Bridal Lullaby
Posted in Classical, Film Music on May 17th, 2009 No Comments »
This is an exquisite, short piano piece by the English composer, Percy Grainger. He wrote it as a wedding gift for a young woman he had once loved. It is enchanting in its own right, but film buffs may recognise it from the soundtrack of the Merchant Ivory film ‘Howard’s End’, E M Forster’s novel. In the opening scene, Vanessa Redgrave, the doomed mistress of Howard’s End, wanders through the grounds at dusk, in a reverie of nostalgia for the life she has lived there. She moves through the grass in her long Edwardian dress, the sounds of the breeze and her skirt brushing against the long grass like the sound of a distant sea. Behind her, shades moving across the lights of the house, are her family and friends, the sounds of their merriment carried on the summer breeze. The last sounds of joy and innocence, before tragedy falls.

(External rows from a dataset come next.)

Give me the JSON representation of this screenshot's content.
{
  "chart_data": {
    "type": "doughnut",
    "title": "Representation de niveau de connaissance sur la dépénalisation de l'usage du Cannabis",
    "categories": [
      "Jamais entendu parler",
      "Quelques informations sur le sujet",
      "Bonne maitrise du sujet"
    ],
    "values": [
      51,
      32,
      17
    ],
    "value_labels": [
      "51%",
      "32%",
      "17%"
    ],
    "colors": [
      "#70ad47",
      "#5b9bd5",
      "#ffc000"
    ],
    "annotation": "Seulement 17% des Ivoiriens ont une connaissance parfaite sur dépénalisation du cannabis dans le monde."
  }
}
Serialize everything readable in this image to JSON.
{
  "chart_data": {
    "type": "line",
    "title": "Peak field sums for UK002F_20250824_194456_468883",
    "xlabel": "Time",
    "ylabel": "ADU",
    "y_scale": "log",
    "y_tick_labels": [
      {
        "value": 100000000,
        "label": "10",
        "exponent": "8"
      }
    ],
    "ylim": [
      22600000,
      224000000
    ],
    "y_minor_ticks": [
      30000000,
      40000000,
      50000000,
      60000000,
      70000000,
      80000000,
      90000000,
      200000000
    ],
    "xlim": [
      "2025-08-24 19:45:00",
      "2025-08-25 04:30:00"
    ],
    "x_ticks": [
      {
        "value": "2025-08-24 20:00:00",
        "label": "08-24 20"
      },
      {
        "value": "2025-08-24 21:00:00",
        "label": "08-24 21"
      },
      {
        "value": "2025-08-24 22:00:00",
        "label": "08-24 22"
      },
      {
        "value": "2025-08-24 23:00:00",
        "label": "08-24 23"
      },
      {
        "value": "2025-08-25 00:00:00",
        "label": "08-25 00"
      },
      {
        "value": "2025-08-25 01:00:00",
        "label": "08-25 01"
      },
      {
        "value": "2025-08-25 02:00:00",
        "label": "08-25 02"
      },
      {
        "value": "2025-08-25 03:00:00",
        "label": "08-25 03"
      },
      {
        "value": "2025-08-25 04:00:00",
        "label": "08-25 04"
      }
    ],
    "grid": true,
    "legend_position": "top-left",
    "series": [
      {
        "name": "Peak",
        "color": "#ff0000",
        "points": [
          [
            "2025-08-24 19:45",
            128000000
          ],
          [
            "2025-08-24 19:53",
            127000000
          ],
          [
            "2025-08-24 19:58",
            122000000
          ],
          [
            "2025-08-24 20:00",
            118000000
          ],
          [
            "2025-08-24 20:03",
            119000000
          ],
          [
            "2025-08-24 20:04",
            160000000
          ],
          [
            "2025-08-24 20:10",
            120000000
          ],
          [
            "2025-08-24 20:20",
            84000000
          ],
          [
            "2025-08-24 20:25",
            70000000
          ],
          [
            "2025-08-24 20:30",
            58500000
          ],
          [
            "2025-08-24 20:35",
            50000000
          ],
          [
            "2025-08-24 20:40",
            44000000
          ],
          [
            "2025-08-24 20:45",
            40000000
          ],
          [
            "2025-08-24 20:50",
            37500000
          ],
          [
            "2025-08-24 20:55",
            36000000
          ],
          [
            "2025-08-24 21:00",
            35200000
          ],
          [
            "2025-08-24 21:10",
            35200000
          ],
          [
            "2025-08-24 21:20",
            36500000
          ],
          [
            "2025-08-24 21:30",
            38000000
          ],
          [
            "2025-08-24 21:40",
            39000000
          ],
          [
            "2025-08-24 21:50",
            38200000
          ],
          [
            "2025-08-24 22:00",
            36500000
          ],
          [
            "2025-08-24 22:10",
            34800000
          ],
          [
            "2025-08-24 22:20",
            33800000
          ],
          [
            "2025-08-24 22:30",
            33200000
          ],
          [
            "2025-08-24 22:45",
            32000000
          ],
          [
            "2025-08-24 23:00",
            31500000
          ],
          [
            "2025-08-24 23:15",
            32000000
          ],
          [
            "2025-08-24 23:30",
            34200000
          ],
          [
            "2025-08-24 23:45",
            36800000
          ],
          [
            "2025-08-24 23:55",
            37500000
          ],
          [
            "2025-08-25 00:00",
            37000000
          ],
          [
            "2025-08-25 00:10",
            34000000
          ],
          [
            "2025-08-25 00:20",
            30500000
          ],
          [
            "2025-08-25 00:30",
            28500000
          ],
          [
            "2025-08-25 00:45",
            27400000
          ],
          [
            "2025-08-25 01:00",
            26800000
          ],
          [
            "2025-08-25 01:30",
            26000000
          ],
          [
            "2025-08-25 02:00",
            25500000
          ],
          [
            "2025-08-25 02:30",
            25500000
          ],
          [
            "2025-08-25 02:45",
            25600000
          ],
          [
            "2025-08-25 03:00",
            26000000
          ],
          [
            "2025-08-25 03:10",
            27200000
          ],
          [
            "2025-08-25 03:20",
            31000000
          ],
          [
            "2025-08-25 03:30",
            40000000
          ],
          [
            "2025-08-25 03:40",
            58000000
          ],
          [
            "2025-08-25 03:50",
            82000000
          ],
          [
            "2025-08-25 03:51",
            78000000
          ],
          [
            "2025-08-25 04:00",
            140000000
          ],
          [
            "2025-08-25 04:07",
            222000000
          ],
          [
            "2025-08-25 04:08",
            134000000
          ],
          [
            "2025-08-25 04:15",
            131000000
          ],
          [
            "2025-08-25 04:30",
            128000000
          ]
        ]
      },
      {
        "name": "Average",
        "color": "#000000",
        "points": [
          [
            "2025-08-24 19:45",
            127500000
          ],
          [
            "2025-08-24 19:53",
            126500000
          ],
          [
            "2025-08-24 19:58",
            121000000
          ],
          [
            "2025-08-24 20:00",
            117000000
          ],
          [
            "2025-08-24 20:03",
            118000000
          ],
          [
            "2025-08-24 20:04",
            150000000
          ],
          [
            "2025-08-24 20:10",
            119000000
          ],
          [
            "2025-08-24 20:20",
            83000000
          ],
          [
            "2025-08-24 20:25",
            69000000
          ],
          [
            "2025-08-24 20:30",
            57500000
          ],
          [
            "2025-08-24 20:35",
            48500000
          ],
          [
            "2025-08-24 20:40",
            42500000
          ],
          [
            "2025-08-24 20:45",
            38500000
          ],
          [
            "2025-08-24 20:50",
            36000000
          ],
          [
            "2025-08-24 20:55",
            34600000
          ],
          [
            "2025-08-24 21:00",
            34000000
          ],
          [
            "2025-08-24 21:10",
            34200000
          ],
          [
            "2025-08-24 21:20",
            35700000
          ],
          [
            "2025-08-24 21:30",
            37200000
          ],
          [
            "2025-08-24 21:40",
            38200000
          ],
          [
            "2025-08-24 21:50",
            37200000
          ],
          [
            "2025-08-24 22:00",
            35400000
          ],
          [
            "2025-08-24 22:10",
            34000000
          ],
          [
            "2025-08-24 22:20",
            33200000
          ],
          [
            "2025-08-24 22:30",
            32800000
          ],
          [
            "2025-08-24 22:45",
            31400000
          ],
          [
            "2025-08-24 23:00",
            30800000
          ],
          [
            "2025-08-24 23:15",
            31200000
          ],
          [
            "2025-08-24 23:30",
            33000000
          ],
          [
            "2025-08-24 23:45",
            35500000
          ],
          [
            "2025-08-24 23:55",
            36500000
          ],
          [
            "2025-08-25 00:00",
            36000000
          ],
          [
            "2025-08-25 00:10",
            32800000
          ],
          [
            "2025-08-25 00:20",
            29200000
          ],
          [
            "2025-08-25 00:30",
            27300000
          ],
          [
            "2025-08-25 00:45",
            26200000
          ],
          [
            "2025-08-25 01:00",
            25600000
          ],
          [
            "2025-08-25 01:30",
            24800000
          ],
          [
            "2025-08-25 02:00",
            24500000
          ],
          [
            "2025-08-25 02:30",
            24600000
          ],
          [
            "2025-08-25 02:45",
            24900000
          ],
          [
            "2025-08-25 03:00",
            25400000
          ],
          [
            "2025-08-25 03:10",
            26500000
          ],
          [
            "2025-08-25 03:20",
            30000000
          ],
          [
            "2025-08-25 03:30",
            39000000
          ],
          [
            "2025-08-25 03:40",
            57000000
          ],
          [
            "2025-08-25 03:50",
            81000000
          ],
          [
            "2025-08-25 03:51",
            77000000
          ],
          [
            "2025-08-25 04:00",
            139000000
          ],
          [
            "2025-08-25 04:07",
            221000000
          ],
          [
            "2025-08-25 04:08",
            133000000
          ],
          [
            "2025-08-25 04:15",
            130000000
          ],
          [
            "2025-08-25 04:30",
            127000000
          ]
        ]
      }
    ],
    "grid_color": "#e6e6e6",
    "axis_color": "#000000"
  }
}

In this version, I have taken the recording direct from the film, rather than the commercial recording. After dramatic opening chords from the soundtrack, foretelling the tragedy that is to come, we come back to the quiet summer evening and Grainger’s lovely theme; you can hear Redgrave moving through the grass and sounds of laughter from the distant house. It’s all the more poignant for it. The pianist is Martin Jones.